Checking comprehension
Miss Hester left Fritz at home because... Alan was ... Suddenly Fritz ...... and ...... Mr. Gasazi detested dogs because ... The ducks flew up in the sky and ... On his way home Alan felt ... When he got to Miss Hesters he... This is a story about... The most scaring part of the story was when ... I liked the picture where ... If I met a magician, I would ... If I was a magician I would ... |
Writing
- Alan writes a diary entry about the day's adventure.
- Alan posts a comment on a website: he tells about his adventure and what he found puzzling (in not more than 50 words). He asks for an explanation.
- Fritz tells his story
- Continue the story. You can provide the first or the last sentence of the story. For some, writing seems easier if the first sentence is there already. For example: Alan went back to Mr. Gasazi's place next day because... A 15-year-old boy wrote the following story to this prompt:
Alan went back to Mr.
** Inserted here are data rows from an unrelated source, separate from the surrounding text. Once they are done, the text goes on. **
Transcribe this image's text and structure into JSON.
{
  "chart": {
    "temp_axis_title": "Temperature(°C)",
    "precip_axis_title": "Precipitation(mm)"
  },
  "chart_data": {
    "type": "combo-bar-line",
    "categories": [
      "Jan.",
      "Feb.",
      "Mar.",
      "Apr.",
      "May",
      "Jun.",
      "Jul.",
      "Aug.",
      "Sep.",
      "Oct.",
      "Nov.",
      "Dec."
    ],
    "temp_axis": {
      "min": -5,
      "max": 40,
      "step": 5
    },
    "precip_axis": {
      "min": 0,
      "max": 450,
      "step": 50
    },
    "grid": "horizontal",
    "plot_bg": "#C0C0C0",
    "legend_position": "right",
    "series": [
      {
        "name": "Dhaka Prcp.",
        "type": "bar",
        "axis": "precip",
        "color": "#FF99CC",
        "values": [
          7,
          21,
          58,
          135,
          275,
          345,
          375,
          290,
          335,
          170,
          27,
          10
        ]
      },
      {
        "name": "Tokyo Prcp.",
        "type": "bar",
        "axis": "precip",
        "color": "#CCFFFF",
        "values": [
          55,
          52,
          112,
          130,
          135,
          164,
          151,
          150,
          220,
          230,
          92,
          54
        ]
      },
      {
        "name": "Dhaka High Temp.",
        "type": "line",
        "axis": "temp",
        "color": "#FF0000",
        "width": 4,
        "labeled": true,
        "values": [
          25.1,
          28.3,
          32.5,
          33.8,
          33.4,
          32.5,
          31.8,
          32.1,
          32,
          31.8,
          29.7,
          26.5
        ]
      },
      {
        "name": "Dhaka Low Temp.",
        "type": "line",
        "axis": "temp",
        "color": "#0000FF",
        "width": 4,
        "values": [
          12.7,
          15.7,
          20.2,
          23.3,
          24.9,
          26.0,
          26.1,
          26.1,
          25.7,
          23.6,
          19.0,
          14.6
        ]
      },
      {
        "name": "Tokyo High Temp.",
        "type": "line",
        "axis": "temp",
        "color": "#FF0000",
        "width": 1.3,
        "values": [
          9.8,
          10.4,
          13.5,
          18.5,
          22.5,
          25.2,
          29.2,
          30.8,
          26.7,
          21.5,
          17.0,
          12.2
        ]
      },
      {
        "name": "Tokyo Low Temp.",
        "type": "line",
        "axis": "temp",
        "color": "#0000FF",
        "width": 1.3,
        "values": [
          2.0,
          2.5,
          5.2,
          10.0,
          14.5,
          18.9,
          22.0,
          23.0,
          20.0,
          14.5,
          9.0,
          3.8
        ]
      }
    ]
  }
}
Gasazi's place next day because he wanted to ask him something. He had a very important question. He walked between the two statues who guarded the secret garden. Everything was quiet. More quiet than yesterday. The trees were more big. He can't find the path, so he walked through the field with flowers. Then he saw the house. In front of the house two children playing, a boy and a girl. They had interesting clothes. He went to them and asked them: Where is Mr. Gasazi? I must ask him something. The girl said: This is our house and we don't know Mr. Gasazi. Maybe you are lost. Alan shocked. He walks home. Now he had two important questions and nobody to ask. |
Grammar
Ask the students to write down two questions that they would ask of Abdul Gasazi, if they could. This will give you the chance to work on their language mistakes. You can come back to these mistakes by writing down all the questions on a handout which they all get copies of and correcting the mistakes together.
Face-to-face session 2
Discuss questions that have come up in the readings dealt with so far.
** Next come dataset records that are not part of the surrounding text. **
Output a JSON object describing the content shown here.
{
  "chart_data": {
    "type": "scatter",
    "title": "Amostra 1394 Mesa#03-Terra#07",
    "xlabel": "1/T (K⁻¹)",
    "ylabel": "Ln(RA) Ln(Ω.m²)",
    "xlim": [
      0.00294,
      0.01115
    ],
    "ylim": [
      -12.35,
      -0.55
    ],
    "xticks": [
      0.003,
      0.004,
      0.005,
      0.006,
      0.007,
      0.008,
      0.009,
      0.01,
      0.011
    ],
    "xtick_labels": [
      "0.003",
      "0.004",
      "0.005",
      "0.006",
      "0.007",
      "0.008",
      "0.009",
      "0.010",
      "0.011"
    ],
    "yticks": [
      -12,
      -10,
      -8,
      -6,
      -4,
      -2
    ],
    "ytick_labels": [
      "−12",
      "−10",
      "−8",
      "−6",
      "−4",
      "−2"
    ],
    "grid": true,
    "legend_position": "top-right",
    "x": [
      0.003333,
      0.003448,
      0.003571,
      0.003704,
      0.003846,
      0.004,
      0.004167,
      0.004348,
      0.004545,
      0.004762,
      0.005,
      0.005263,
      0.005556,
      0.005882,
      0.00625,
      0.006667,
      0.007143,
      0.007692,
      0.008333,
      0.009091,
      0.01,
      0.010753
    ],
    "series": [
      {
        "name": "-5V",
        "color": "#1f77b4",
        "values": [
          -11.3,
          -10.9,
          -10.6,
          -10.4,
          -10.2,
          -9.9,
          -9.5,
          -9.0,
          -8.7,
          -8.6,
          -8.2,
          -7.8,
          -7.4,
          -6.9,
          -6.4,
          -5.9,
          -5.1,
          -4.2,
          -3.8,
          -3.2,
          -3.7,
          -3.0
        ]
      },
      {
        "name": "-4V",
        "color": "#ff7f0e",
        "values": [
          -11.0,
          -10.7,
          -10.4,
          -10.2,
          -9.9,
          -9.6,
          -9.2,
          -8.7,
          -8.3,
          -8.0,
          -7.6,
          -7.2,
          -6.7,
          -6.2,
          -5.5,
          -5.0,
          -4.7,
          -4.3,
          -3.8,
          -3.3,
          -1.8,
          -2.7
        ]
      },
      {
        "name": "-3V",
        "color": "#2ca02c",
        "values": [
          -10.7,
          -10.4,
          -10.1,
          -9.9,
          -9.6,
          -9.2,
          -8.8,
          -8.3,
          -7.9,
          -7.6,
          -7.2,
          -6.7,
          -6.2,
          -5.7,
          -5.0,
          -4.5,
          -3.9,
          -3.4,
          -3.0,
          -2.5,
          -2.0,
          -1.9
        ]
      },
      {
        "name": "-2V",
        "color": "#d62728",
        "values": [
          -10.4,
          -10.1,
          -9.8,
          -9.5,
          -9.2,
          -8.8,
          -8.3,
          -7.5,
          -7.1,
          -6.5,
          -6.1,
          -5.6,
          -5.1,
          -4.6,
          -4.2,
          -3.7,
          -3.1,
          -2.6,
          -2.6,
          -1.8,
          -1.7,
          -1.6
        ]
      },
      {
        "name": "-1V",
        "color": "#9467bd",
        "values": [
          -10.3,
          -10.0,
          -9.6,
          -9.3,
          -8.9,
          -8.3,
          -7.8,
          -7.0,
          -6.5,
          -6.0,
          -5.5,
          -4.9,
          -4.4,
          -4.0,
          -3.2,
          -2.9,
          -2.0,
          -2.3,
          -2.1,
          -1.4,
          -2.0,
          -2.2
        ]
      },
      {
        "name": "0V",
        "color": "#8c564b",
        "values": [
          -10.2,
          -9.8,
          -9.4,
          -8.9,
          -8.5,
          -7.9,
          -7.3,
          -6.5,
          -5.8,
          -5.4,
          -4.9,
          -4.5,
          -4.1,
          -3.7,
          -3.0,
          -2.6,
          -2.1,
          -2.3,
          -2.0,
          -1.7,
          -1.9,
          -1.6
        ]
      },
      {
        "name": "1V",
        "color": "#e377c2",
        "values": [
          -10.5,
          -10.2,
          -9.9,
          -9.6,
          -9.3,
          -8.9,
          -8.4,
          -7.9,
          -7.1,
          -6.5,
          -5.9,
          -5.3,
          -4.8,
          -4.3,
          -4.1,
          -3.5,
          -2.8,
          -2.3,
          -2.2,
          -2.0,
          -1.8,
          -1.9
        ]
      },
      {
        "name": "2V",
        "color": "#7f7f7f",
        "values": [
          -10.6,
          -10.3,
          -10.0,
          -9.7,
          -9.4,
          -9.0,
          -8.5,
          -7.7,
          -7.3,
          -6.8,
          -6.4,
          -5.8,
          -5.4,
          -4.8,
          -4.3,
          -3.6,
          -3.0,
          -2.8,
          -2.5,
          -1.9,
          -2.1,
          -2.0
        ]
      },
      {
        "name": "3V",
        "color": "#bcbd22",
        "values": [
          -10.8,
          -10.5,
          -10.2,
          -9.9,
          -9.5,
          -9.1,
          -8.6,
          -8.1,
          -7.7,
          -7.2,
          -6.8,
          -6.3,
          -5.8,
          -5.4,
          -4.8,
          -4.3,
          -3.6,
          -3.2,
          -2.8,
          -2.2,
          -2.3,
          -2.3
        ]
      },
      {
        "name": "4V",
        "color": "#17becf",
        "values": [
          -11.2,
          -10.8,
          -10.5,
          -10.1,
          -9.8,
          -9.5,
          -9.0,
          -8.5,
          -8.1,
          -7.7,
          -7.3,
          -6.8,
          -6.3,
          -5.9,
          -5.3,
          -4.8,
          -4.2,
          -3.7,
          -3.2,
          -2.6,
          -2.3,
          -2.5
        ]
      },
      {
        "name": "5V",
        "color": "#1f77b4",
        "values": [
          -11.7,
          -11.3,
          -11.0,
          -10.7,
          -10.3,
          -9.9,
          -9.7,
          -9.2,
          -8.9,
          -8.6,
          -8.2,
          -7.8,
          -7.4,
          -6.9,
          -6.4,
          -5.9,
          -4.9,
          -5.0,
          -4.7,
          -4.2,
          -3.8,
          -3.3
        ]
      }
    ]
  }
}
Discuss questions that have come up in choosing appropriate materials, designing tasks and trying story-based tasks with in participants' own learning contexts. Allow students to come up with their own challenges and help them relate their experiences to the background literature that forms the backbone of this very course, or that you think they should know from other courses. For example, issues like the need for exposing learners to comprehensible input calls for a link with Krashen's Input hypothesis. Help students become explicit about underlying theoretical assumptions and make them aware that this is what they are expected to do in their research papers for this seminar.